LSE chief: Russia ‘perfect match’ for Europe
“Europe today still has a lot of capital, certainly in the private sector. $3 trillion of equity assets managed in London alone,” Rolet specified. This is far above the needs of capital investment in Russian companies, Rolet went on.
The growth that the Russian economy offers to a large extent offsets the problems that remain in Europe, the LSE chief explained. “It [growth] is very important for Europe as an ageing segment of the world, which needs growth to fund pensions, to fund education, to fund the retirement of a significant part of the population, that a lot of capital is invested.”
In 2010 the Russian economy performed much better than most of western economies. Its GDP was up 4% compared to 1.5% growth in the euro area. Tuesday’s OECD economic forecast said even tougher times are ahead for the monetary union members, while Russia’s future seems to look brighter. The organization worsened its forecast for the euro area to a 0.2% contraction from the previously expected 0.2% growth. In Russia, the GDP is expected to speed up, growing 4.5%, according to the OECD.
On top of the access to much-needed growth, Russia’s privatization offers “partnering up with a fast-growing nation that has not only energy resources but also huge potential for further industrialization, a very energetic population, and lots of entrepreneurs.”

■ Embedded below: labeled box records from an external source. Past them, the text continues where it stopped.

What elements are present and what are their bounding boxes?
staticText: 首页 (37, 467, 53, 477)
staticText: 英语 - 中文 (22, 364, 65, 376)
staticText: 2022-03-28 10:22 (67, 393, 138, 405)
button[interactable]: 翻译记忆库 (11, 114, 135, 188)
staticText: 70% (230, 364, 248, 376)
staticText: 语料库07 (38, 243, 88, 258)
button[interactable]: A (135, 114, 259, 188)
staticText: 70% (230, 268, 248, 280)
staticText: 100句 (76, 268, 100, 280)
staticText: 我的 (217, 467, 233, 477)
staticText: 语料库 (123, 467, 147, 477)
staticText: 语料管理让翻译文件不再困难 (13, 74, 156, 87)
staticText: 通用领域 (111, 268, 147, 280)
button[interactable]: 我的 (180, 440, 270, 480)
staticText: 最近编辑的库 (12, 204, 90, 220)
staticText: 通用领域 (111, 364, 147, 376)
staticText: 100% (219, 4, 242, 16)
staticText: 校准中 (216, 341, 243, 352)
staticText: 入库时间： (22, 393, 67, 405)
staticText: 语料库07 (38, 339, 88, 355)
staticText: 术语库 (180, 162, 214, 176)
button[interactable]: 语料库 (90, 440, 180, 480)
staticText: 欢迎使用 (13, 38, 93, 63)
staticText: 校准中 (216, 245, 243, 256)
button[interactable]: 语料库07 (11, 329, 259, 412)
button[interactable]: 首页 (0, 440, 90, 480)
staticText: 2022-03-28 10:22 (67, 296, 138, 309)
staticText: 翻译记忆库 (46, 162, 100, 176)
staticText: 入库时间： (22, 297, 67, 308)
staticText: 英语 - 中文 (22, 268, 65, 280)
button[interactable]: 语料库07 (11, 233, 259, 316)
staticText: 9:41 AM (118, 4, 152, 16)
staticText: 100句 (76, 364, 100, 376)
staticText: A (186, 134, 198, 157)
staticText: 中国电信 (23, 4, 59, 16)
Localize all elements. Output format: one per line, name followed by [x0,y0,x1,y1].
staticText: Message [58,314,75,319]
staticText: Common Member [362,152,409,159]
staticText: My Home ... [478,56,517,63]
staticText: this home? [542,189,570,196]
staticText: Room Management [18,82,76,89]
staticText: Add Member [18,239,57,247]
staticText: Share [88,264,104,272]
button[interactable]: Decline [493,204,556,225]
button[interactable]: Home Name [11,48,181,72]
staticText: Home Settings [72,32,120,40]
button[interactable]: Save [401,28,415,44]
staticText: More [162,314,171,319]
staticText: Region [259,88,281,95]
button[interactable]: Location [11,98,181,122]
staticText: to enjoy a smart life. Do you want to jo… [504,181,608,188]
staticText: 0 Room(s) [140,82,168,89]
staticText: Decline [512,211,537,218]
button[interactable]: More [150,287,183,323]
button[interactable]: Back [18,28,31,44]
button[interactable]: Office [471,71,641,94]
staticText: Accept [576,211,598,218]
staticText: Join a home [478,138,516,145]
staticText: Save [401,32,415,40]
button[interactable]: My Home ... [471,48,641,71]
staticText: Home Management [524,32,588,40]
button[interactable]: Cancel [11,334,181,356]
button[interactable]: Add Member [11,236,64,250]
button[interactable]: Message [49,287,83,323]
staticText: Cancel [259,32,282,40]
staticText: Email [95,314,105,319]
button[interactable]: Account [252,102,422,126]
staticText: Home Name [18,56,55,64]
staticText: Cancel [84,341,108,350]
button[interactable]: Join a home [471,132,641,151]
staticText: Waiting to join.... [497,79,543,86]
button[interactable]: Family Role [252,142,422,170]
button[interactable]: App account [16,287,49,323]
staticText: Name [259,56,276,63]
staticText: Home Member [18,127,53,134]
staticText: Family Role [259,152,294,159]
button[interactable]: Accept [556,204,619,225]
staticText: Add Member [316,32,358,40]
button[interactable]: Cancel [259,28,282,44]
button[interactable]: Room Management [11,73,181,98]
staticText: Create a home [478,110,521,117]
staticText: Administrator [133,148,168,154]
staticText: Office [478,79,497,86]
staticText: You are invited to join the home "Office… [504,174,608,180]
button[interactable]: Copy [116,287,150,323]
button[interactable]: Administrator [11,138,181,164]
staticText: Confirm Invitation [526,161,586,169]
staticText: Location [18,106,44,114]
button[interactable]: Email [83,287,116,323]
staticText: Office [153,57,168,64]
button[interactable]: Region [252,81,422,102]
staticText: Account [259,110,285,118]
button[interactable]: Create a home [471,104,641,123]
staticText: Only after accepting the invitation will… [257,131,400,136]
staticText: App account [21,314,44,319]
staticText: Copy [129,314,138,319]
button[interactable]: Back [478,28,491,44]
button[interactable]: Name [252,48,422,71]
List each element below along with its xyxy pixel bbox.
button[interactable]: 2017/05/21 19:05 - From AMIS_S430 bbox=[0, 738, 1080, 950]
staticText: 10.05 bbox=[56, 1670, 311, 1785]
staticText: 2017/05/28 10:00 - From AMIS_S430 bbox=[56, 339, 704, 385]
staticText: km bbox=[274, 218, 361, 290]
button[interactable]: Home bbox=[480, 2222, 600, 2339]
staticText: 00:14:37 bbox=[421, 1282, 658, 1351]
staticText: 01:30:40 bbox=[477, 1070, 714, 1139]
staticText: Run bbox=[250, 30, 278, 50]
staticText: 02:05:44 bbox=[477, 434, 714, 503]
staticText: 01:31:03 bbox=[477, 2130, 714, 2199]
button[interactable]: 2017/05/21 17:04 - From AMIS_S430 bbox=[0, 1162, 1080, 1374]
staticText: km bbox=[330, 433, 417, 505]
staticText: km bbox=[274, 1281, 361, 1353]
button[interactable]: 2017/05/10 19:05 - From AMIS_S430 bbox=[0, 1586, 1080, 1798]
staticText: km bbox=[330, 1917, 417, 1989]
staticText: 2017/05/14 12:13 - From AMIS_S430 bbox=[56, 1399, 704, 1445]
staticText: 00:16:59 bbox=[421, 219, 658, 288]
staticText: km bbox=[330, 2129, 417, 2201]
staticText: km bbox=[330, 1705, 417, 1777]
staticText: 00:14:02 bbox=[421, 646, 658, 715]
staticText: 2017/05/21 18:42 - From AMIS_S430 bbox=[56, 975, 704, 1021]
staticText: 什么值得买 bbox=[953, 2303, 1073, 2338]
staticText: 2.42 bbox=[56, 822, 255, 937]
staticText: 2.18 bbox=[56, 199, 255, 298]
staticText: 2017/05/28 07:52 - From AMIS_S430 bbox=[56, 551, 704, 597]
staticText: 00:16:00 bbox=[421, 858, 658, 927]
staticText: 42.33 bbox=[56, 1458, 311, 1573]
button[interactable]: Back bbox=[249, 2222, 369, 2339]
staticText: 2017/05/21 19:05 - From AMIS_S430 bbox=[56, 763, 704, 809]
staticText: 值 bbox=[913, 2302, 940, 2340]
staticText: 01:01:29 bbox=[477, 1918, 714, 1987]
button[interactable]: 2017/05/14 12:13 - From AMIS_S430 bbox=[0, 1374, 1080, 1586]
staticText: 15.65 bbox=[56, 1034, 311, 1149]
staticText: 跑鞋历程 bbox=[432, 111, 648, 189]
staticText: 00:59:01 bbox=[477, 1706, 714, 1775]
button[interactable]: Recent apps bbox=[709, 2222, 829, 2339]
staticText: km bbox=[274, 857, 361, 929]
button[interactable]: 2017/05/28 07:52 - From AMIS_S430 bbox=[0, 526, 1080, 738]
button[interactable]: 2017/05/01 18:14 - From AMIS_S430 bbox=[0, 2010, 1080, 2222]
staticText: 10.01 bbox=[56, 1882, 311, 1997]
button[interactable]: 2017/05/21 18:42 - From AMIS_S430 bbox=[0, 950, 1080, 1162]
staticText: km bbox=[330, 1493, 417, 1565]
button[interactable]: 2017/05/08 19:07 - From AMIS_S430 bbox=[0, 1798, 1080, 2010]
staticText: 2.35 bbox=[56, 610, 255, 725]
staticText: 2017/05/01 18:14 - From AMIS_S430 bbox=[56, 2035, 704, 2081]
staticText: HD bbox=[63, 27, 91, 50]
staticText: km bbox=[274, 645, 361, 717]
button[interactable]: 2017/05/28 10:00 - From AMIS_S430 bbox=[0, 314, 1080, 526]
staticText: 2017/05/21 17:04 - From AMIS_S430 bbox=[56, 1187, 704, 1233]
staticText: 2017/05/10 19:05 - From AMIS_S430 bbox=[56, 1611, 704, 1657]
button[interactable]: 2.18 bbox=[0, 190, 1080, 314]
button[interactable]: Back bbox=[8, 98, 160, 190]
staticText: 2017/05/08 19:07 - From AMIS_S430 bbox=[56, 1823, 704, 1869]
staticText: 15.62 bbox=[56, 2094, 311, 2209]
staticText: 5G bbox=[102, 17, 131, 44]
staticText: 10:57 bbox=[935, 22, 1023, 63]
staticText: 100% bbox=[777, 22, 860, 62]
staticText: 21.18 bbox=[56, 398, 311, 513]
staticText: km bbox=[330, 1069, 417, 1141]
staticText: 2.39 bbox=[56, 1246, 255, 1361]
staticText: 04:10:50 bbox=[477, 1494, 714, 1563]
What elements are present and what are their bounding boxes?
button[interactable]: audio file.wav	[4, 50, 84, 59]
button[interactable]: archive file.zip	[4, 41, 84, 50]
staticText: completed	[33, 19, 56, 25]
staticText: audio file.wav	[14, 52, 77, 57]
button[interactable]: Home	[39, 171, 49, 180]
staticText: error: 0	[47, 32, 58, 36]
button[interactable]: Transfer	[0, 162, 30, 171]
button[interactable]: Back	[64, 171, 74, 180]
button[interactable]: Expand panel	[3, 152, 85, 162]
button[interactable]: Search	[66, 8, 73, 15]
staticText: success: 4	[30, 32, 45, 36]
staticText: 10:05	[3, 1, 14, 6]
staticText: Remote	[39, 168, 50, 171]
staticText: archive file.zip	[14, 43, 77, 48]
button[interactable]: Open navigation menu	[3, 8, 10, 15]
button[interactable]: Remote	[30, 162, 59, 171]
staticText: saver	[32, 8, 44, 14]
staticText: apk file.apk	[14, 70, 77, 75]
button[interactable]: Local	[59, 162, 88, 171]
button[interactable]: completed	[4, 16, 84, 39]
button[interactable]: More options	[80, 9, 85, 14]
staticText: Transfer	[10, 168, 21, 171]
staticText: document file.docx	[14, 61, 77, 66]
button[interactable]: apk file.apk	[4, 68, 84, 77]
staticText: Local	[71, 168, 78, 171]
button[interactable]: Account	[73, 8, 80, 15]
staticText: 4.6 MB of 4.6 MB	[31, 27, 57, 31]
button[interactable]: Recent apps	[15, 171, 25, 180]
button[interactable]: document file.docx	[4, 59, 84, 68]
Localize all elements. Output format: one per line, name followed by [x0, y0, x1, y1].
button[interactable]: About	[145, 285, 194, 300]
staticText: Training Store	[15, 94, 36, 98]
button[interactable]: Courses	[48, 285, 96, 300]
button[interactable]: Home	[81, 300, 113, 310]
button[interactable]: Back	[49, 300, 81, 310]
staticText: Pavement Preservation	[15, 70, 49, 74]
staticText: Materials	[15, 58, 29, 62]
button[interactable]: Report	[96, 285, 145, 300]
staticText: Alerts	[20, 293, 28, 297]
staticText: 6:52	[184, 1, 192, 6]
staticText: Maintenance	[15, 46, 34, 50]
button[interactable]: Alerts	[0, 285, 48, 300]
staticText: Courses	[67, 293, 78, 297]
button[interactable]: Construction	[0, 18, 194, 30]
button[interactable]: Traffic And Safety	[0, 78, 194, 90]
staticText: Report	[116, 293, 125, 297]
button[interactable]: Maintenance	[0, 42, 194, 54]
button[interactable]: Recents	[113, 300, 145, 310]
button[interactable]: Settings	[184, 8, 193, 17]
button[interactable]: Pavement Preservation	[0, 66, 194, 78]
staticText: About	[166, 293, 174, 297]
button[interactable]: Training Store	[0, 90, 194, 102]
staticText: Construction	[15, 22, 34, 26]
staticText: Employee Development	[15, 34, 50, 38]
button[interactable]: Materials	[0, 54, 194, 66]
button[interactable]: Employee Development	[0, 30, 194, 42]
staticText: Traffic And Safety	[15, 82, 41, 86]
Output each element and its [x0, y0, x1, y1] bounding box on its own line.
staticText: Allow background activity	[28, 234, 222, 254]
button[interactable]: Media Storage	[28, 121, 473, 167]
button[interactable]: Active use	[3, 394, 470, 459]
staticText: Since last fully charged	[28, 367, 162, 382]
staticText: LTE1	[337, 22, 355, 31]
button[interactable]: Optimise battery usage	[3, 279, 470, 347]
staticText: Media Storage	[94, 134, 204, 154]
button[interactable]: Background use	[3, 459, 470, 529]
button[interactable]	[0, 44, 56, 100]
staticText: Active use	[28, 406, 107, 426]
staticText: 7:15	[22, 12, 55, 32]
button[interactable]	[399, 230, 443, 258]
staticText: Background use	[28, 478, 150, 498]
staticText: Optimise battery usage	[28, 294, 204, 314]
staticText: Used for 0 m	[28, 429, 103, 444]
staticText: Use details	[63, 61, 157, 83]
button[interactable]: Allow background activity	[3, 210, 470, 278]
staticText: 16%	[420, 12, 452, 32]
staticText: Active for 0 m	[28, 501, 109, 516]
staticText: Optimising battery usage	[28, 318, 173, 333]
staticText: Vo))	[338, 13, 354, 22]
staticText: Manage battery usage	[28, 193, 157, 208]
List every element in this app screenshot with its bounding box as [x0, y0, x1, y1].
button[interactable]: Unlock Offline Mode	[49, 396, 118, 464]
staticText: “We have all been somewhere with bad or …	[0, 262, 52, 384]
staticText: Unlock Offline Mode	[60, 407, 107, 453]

In total, about $65 billion has already been invested into Russian privatization during the last 5 years, according to Rolet. The figure for this fiscal year stands at $7 billion, with good growth prospects ahead, he adds. “The number could grow 30-50% during the next fiscal year.”
Given the improvement in the overall market environment, as well as better public finances, money may start flowing into Russia as soon as the second half of 2012, Rolet concluded.